For the third part of this series, get ready to dig into the other category of digital filters — IIR filters!

References

Introduction to Digital Filters with Audio Applications and Spectral Audio Signal Processing by Julius O. Smith III
The Scientist and Engineer's Guide to Digital Signal Processing by Steven W. Smith
Digital Signal Processing by Alan V. Oppenheim and Ronald W. Schafer

Learn More: See all the articles in this series

by Isabel Kaspriskie on March 2, 2021

👽'tW∆s ∆lienz👽

awwww snapzzzzz! this series is the best ever! i needed this one, in particular, for years now. thank you thank you thank you. it has all these things i'm studying about in parts(sinc function, Gibbs phenomenon(something like this occurs in Chebyshev polynomials, too... "Runge's phenomenon"?), duality property of FFT, FIR vs. IIR, etc. etc...), but i can never put it all together so clearly.. i need more like this to help me out on these subjects - it's been difficult to gain a cohesive engineering-degree understanding from the fragmented approach of my limited music-degree perspective.
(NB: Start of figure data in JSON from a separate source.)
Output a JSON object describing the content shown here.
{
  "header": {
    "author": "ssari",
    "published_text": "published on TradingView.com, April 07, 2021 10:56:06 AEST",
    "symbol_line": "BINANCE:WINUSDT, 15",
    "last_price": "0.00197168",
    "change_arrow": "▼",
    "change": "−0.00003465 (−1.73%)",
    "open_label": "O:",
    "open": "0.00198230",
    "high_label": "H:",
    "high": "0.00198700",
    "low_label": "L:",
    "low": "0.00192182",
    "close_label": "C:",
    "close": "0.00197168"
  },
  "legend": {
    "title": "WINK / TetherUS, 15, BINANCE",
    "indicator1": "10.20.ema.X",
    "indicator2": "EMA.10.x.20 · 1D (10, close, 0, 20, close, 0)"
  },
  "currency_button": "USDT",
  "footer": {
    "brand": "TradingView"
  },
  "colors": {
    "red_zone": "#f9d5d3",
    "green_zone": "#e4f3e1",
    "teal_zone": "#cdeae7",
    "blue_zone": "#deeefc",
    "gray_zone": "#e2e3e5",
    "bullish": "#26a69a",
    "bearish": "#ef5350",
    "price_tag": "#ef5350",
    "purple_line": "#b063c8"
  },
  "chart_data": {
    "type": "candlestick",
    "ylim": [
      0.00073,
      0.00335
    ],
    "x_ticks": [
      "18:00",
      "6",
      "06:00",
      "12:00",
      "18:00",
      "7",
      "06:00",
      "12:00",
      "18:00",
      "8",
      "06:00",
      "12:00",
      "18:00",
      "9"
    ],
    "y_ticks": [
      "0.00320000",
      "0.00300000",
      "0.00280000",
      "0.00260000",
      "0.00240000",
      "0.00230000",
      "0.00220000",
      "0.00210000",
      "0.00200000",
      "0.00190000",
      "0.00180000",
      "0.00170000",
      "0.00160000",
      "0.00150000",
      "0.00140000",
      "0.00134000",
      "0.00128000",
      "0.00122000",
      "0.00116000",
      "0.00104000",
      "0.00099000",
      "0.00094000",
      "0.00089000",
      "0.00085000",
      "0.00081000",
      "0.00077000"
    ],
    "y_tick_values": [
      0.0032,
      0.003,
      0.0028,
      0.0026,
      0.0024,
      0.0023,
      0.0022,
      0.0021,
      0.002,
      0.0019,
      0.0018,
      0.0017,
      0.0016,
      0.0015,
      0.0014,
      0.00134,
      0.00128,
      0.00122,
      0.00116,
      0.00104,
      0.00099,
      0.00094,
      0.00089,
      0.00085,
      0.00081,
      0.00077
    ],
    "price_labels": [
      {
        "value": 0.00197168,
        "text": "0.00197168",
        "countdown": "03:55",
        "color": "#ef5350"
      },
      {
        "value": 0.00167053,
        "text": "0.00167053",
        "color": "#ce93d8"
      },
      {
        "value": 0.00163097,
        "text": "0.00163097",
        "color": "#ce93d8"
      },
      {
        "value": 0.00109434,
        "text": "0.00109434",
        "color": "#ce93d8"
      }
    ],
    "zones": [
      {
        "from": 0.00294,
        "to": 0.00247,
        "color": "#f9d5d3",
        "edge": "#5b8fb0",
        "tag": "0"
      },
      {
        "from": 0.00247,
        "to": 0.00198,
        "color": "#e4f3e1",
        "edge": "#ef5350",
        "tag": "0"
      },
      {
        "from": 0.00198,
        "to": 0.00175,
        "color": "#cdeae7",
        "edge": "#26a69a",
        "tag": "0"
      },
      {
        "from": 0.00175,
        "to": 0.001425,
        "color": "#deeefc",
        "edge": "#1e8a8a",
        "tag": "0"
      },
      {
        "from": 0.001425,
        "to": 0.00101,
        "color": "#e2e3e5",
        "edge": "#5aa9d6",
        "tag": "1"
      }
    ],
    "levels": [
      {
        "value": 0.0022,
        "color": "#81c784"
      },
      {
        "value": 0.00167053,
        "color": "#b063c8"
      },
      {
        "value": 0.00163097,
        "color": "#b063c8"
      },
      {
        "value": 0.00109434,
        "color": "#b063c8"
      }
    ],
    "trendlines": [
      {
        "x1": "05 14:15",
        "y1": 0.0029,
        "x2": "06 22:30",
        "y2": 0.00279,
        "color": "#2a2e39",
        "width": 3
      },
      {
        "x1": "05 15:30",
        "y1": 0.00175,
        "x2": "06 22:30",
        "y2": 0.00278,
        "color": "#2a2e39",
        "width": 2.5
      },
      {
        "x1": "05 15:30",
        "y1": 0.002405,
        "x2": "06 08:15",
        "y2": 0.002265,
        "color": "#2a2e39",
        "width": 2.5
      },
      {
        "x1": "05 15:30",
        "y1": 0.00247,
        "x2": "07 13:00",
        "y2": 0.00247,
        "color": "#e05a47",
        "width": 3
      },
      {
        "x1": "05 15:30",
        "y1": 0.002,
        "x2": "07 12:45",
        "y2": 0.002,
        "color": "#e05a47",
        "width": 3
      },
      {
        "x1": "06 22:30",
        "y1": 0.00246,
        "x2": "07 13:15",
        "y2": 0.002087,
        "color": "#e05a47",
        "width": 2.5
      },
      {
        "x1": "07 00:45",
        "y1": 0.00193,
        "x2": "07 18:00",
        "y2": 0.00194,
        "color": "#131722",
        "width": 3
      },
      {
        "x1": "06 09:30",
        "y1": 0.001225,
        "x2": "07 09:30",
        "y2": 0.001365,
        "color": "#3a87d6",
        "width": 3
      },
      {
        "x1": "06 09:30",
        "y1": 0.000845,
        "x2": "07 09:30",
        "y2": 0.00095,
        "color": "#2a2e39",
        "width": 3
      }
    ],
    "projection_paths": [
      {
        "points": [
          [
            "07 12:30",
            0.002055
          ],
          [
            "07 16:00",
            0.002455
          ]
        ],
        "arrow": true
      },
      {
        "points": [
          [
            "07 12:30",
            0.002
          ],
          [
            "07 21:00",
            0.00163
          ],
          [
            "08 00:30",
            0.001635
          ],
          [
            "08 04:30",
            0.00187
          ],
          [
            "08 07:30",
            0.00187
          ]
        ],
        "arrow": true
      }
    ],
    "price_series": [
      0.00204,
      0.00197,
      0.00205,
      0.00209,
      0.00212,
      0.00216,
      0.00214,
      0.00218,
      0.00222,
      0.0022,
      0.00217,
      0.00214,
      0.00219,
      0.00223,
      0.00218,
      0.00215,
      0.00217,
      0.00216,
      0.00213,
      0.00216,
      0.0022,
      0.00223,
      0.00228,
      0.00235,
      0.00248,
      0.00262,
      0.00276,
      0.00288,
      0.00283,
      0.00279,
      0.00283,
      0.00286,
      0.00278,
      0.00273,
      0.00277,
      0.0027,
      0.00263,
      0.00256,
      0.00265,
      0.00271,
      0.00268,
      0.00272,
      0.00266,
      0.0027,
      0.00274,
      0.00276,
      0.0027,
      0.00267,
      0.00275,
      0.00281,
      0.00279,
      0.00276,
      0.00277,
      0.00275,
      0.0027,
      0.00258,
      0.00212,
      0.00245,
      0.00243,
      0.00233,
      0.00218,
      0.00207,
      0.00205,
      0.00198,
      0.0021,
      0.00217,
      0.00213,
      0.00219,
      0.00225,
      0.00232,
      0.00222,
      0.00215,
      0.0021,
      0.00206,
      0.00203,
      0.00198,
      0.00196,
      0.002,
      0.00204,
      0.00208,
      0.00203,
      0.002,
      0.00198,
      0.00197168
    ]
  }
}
Thank You Again! 🙌

(edit: my 'fragmented approach' is now made smoother by applying the 'window' of articles like these! 😃 😄 😁)

Lilli Wessling Hart

Thanks, Raja! Copy/paste was not my friend today. Should be fixed now.

👽'tW∆s ∆lienz👽

Thank You, Lilli "Lifeblood of Cycling74" Wessling Hart! 🙌

Isabel Kaspriskie

Thanks for the kind words, Raja! It's often that we have many of the pieces floating around in our brains, and the "aha" moment comes when those pieces start to fit together, right? Or just knowing what words to Google and read about.

As you mention Runge's phenomenon, that's indeed similar in its appearance to Gibb's phenomenon with all of the wild fluctuations that start to happen. I'll nerd out on everyone to talk a little about the differences between the two! :)

So Runge's phenomenon happens when you use high-order polynomials to interpolate between evenly-spaced (evenly-sampled!) points. "Chebyshev nodes" try to fix this by changing from evenly-spaced points to ones that are more heavily sampled at the edges. (In fact, to think about exactly how the sampling is done, imagine a circle with evenly distributed points along the circumference. Then imagine picking up that flat circle and looking at it from the side, sort of like looking at the edge of a circular piece of paper, if that makes sense. The points will smoosh together on the edges, and that's the same spacing that Chebyshev nodes use.) This "trick" helps reduce those crazy oscillations that happen when trying to interpolate sampled points.

Gibb's phenomenon is more related to sharpness of edges and how it's hard to represent sharp edges only mixing together sinusoids. Basically, the sharper you want the edges in one function, like in a square wave, the higher number of sinusoids you need to mix together to represent it in the Fourier way. Eventually you'd start nearing an infinite number of sinusoids/harmonics. So you can think about the Fourier series' "convergence at discontinuities" to see how those sharp edges will behave. There's lots of stuff out on the Internet to read about convergence and Gibbs phenomena which illustrate this convergence concept nicely. Basically, it doesn't quite converge the way you'd think. (Like I know I'd think adding more and more sinusoids would smooth it out, but that doesn't actually happen.)

Anyway, a digression, but cool ideas, right?